Vanity Fair (7/10)

Copyright © 2004 by Tony Medley

Although long and disjointed, with characters that seem stolen from Gone With the Wind (1939), and burdened by the worst audio I’ve heard since The Jazz Singer (1927), Vanity Fair is an entertaining film that held my interest. The producers didn’t waste any money on the cast, choosing to pay all the money for talent to Reese Witherspoon. That’s not to deprecate the talent of the rest of the cast, because they all do good jobs. It’s just that people like Gabriel Byrne, Douglas Hodge, Bob Hoskins, and Romola Garai don’t exactly cause people to flock to the theaters.Becky Sharp (Witherspoon) is a lowborn social climber and this is the story of her clawing her way up the ladder despite the constant rejections she receives. Witherspoon is very good, as are Jonathan Rhy-Myers, who plays the cad George Osborne, and Rhys Ifans, who plays the long-suffering William Dobbin.

Even though this is a long movie, director Mira Nair must have left a lot on the cutting room floor because there are segues that just don’t make any sense, or assume we know things that have not yet been placed in evidence. Like when Becky says she and Rawdon Crawley (James Purefoy) are married. The last we saw of them she gave him a peck on the lips after he told her he liked her. Then the very next scene she says they are married, a revelation that changes her life! I was asking myself, “When did that happen?”

At another point William denigrates Becky because “she killed her husband,” but later Becky says that he’s “an important man.” Which is correct? Is he dead or important?

Becky is nothing if not enigmatic.

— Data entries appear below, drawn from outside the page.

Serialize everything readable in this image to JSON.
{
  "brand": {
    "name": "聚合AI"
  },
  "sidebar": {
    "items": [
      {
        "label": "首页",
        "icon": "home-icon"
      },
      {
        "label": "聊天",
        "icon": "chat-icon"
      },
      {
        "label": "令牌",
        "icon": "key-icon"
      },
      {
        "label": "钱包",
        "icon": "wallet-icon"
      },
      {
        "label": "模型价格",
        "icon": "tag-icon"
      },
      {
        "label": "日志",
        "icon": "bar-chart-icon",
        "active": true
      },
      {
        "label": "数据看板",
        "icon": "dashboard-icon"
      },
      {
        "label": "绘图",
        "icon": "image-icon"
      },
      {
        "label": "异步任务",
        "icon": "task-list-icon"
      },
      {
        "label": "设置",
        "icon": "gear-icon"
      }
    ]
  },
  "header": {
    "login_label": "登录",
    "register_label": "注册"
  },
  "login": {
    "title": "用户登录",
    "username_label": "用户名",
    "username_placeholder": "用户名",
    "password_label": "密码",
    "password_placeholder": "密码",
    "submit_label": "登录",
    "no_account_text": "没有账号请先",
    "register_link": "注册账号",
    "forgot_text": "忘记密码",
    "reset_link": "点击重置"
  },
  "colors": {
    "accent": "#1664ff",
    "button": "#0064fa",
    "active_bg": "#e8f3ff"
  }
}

She is portrayed as a social climber, par excellence, yet she disdains the opportunity to wed an old Lord to become Lady of his manor to marry a penniless gambler instead. Of course, this does set the stage for the rest of the movie as she tries to climb without money or status.

There is a scene where she is the leading dancer in an entertainment for the King. At no point in the film have we learned that she’s a dancer. Nobody tells us who put this performance together or how she got the spot as lead dancer. In fact, nobody tells us she’s performing for the King until he reveals to us who he is later (by saying, “I am the King, and I can do what I want” when he invites her to sit next to him at dinner; we never learn the outcome of that honor). What this film cries out for is a good editor.

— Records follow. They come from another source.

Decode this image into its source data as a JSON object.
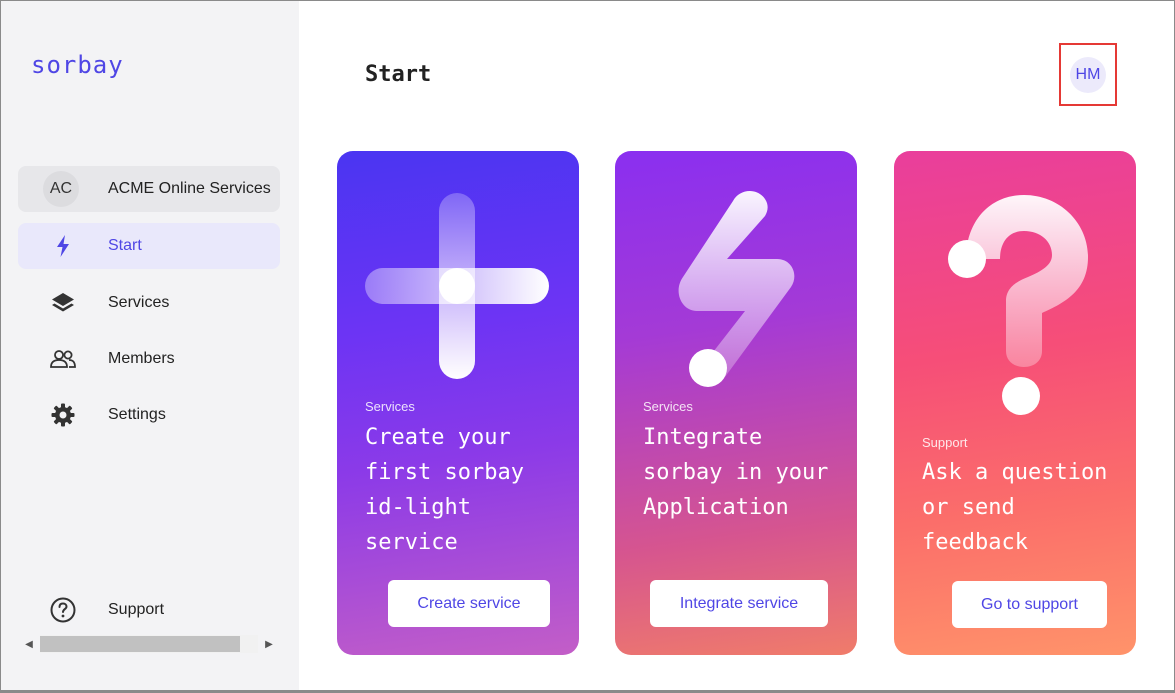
{
  "app": {
    "logo": "sorbay"
  },
  "sidebar": {
    "org": {
      "initials": "AC",
      "name": "ACME Online Services"
    },
    "items": [
      {
        "label": "Start",
        "icon": "bolt-icon",
        "active": true
      },
      {
        "label": "Services",
        "icon": "layers-icon",
        "active": false
      },
      {
        "label": "Members",
        "icon": "users-icon",
        "active": false
      },
      {
        "label": "Settings",
        "icon": "gear-icon",
        "active": false
      }
    ],
    "support": {
      "label": "Support",
      "icon": "help-circle-icon"
    }
  },
  "header": {
    "title": "Start",
    "user_initials": "HM"
  },
  "cards": [
    {
      "category": "Services",
      "title": "Create your first sorbay id-light service",
      "button": "Create service",
      "art": "plus-art"
    },
    {
      "category": "Services",
      "title": "Integrate sorbay in your Application",
      "button": "Integrate service",
      "art": "lightning-art"
    },
    {
      "category": "Support",
      "title": "Ask a question or send feedback",
      "button": "Go to support",
      "art": "question-mark-art"
    }
  ],
  "colors": {
    "accent": "#4f46e5",
    "sidebar_bg": "#f3f3f5",
    "active_bg": "#e9e8fb",
    "highlight": "#e53935"
  }
}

The audio was simply atrocious. Whole chunks of dialogue were missed by both my companion and me, and we saw this in a theater. In fact, it was a packed theater that included 1997 Oscar winner Cuba Gooding, Jr., who was standing just in front of us in line, and Tim Daly, one of the stars of the NBC sitcom Wings (1990-97),  who sat next to us. Gooding graciously posed for a picture when two girls approached him and asked for one. 

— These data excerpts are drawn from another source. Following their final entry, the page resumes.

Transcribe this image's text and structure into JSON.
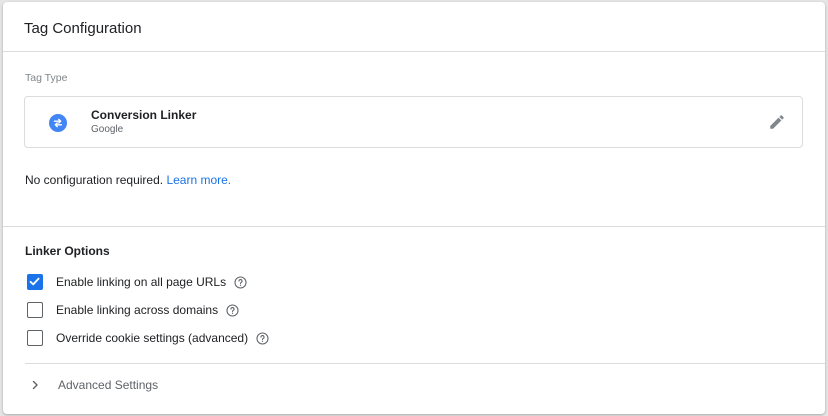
{
  "header": {
    "title": "Tag Configuration"
  },
  "tag_type": {
    "section_label": "Tag Type",
    "name": "Conversion Linker",
    "vendor": "Google",
    "icon": "conversion-linker-icon",
    "icon_color": "#4285f4"
  },
  "config_note": {
    "text": "No configuration required.",
    "link_label": "Learn more."
  },
  "linker_options": {
    "title": "Linker Options",
    "items": [
      {
        "label": "Enable linking on all page URLs",
        "checked": true
      },
      {
        "label": "Enable linking across domains",
        "checked": false
      },
      {
        "label": "Override cookie settings (advanced)",
        "checked": false
      }
    ]
  },
  "advanced": {
    "label": "Advanced Settings",
    "expanded": false
  },
  "colors": {
    "accent": "#1a73e8",
    "text": "#202124",
    "muted": "#5f6368",
    "divider": "#dadce0"
  }
}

The music (Mychael Danna), cinematography (Declan Quinn), Production design (Maria Djurkovic), and Art Direction (Sam Stokes and Lucinda Thompson) are appropriate to create the mood of the first twenty years of the 19th Century. I didn’t read William Thackeray’s novel, but the film is little more than a soap opera trifle. Although at 137 minutes the film is far too long, it did hold my interest, and qualifies as a pretty good, albeit unchallenging, entertainment.